The question for the AAC now is whether or not three wins in the final three games can outweigh the weight of the four losses. There is no question the three games left to play are to be considered the most notable matchups for the conference, although Temple vs. Toledo was respectable as well. Navy will play Pittsburgh in the Military Bowl in Annapolis on Monday afternoon. Memphis will take on 6-6 Auburn in the Birmingham Bowl on Wednesday afternoon and Houston faces Florida State in the Peach Bowl on New Years Eve. If the AAC managed to go 3-0 in those games, the conference would regain some credibility among Group of Five conferences, but that will not come easily..

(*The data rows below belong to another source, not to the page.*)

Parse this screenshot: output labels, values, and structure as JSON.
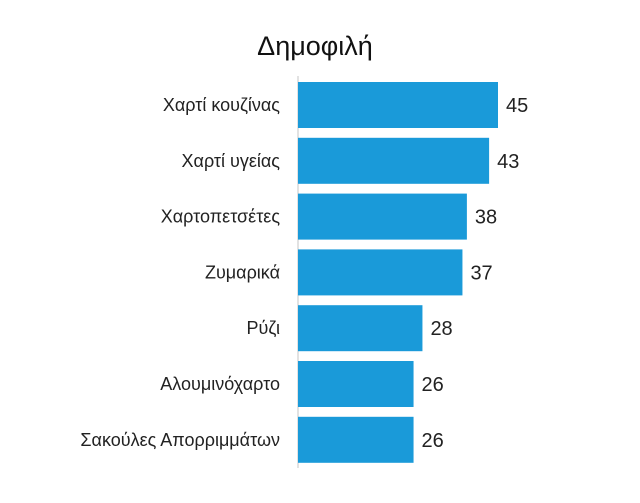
{
  "chart_data": {
    "type": "bar",
    "orientation": "horizontal",
    "title": "Δημοφιλή",
    "categories": [
      "Χαρτί κουζίνας",
      "Χαρτί υγείας",
      "Χαρτοπετσέτες",
      "Ζυμαρικά",
      "Ρύζι",
      "Αλουμινόχαρτο",
      "Σακούλες Απορριμμάτων"
    ],
    "values": [
      45,
      43,
      38,
      37,
      28,
      26,
      26
    ],
    "xlim": [
      0,
      45
    ],
    "grid": false,
    "legend": "none",
    "colors": {
      "bar": "#1a9ad9",
      "baseline": "#d9d9d9"
    }
  }
}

It is far from impossible to believe though. Navy is practically playing at home. Despite coaching changes ongoing, Memphis still has an offense that should give Auburn plenty of trouble (remember, Memphis beat Ole Miss, and Ole Miss beat Auburn). Houston may not be as deep as Florida State is, but its first team offense has potential to give Florida State some trouble. Can the AAC win all three? Sure, it’s possible. Is it expected? Probably not, but for a conference that was pumped up as much as it has been this season from multiple voices (myself included), the AAC needs to go 3-0 in their final games to regain its footing. The AAC is clearly not a power conference, but being the top of the Group of Five is not a bad place to sit either.

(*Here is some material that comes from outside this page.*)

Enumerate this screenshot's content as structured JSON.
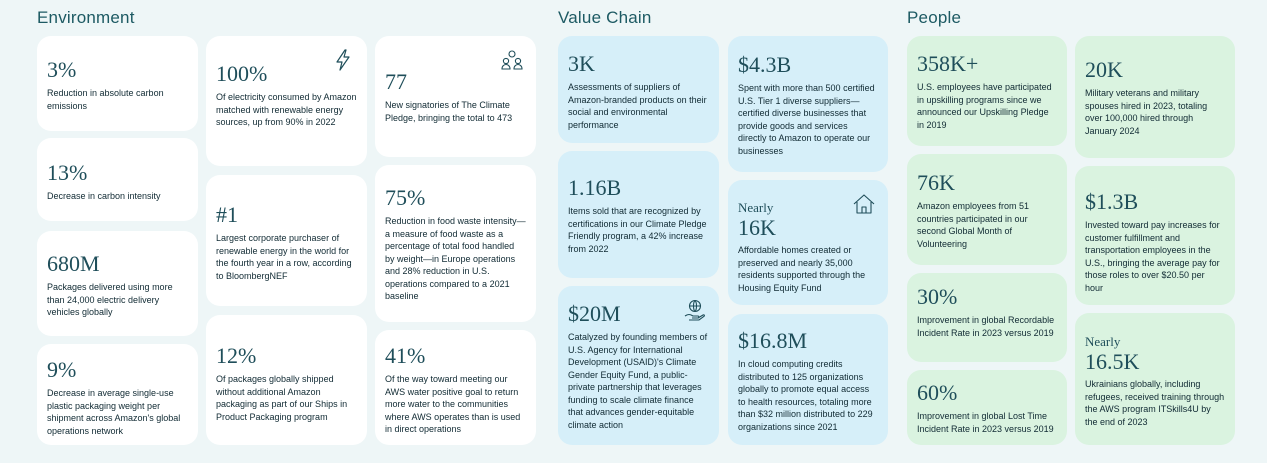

Toledo lost coach Matt Campbell to the Iowa State job earlier this month, while Temple coach Matt Rhule rejected overtures from Power Five programs to stay in Philadelphia. But in the Boca Raton Bowl, it was the team that lost its head coach that played far better than the team that kept its guy.
Toledo rolled No. 24 Temple, 32-17, on a soggy evening Tuesday at Howard Schnellenberger Stadium, giving the Rockets bowl wins in back-to-back season for the first time since 1969-1971 (a stretch in which it won all 35 games it played).
Quarterback Philip Ely, the ex-Alabama quarterback who reportedly was denied an appeal for a sixth year of eligibility by the NCAA, shined against a strong Temple defense, completing 20 of 28 passes for 285 yards and two touchdowns. His 80-yard scoring strike to receiver Cody Thompson early in the fourth quarter was the push Toledo needed for a comfortable win against an Owls offense that spun its metaphorical wheels all evening.
Owls running back Jahad Thomas suffered a leg injury late in the second quarter and did not return, though the guy who rushed for over 1,200 yards in the regular season wasn’t effective before leaving the game (eight carries, five yards). With Thomas stuffed and then taken out of the game, P.J. Walker & Co. struggled to move the ball and gained only 67 yards in the first half.
Temple finally got in the end zone with 2:50 remaining when Kip Patton plunged two yards for a touchdown, and Walker miraculously kept the two-point conversion attempt alive long enough to find a wide open Robby Anderson to pull the Owls within eight.
Toledo narrowly recovered the ensuing onside kick attempt — Temple kicker Tyler Mayes appeared to fall on the ball, but must’ve lost it in the scrum, and both team’s players pointed to indicate their team had possession — and Kareem Hunt promptly sealed the Rockets’ win with a 41-yard touchdown run.
Toledo finished the season with a 10-2 record, its first double-digit win season since 2001. Temple entered the game with 10 wins, representing its best season since 1979.